Hamilton is picking up where she left off in more ways than one. She had just finished playing the lead in a run of Bartlett’s state-of the-nation play Albion, at the Almeida Theatre in north London, when the coronavirus hit. Has she become Bartlett’s muse? “I don’t think Mike needs a muse,” she says. “I just feel very lucky to have met him.” (They first worked together eight years ago, on Love, Love, Love at the Royal Court.) Life is like a sophisticated take on a soap, with the stories centred on a large house in Manchester divided into four flats, rather than a street or pub. Anna is now living as Belle – in fact, Bartlett hid the fact that it was the same character, Annabelle, when he first sent Hamilton the script.

Victoria Hamilton with Claire Foy in the Crown - Netflix
Victoria Hamilton with Claire Foy in the Crown - Netflix

In Life, Belle is thrown into the role of surrogate mother to her off-the-rails niece Maya (Erin Kellyman), after her sister’s suicide attempt. Maya instantly spots that she is cramping Belle’s ploy to have sex with the handyman, and suggests she uses an app like everyone else. I wonder if Hamilton thinks a lot of women will relate to Belle’s difficulty acknowledging that she wants sex at all?
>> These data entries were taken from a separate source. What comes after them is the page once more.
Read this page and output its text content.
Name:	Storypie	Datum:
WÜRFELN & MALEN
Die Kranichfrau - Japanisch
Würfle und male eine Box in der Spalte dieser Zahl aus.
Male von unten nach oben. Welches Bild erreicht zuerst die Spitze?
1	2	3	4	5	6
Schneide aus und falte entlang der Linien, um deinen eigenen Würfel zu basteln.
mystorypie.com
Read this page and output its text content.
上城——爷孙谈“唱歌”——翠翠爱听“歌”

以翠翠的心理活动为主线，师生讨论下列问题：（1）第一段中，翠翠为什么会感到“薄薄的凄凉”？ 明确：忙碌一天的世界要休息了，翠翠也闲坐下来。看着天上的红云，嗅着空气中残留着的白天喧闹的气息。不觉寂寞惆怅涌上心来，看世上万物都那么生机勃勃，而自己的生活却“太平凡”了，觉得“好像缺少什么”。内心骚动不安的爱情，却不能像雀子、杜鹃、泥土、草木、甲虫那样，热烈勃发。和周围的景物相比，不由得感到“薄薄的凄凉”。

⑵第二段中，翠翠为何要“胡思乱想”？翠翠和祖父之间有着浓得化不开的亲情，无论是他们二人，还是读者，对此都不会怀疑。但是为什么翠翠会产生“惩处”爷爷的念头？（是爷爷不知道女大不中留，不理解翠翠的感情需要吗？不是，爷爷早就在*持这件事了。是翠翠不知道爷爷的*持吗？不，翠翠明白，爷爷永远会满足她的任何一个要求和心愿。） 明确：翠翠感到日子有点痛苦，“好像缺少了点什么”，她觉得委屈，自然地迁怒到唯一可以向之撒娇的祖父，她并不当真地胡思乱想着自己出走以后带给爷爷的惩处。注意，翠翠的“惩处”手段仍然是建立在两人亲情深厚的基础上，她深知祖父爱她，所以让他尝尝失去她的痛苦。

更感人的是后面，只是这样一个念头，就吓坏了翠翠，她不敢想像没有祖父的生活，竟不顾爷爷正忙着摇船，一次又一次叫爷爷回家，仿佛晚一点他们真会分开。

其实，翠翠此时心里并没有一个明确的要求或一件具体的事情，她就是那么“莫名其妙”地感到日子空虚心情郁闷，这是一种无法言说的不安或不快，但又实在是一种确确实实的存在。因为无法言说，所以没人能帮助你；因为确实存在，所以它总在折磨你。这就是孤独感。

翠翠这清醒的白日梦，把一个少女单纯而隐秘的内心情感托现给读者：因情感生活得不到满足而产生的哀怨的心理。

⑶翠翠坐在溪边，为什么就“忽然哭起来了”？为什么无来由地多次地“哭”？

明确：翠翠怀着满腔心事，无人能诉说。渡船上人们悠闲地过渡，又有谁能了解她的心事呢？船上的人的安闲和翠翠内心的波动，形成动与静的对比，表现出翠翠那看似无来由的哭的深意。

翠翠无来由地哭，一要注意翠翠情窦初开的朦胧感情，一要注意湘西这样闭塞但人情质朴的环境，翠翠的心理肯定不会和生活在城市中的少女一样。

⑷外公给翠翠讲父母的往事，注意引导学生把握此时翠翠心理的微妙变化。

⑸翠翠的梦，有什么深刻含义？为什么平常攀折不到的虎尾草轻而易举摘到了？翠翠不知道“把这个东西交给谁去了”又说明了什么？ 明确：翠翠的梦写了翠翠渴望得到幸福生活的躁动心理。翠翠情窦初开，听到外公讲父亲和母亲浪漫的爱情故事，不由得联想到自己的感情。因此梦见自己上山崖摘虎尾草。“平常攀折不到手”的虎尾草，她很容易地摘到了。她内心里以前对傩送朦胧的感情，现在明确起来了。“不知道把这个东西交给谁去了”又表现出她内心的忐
That’s a very interesting question coming from a fella,” she laughs. “She doesn’t actually want sex,” the actress adds. “She may want physical pleasure. She may fancy an orgasm, but what she wants is love and to be truly connected to someone. “I think it’s becoming easier and easier to talk about that stuff, as a woman. God, I hope it is otherwise, what’s been the point of the last 20 years? I think female desire is a very extraordinary, complicated subject. I think it’s profoundly difficult for men and women to deal with. Whenever I’ve thought about writing anything, that’s the subject I’d write about, because I find it endlessly fascinating.

“The interesting thing to me about that question, from a man to a woman, is that it’s raising the question, ‘Is there such a thing for women as just sex for pleasure?’ And I would say there probably is, but it still isn’t the same as just sex for pleasure for a man. Because there’s a whole world of psychological emotional stuff going on, in order to just have sex for pleasure that I think isn’t quite the same for men.” The generation gap is writ large, too, in Life. Is she concerned about the culture wars we seem to be living through?

She says MeToo and Black Lives Matter needed to happen but worries about an extreme effect that cancels out all the good, where artists are starting from a point where they’re worried what the reaction will be if they “confront this topic, show this theme, play this character”. “God forbid, we end up reducing our ability to express ourselves and to speak out and create without fear.”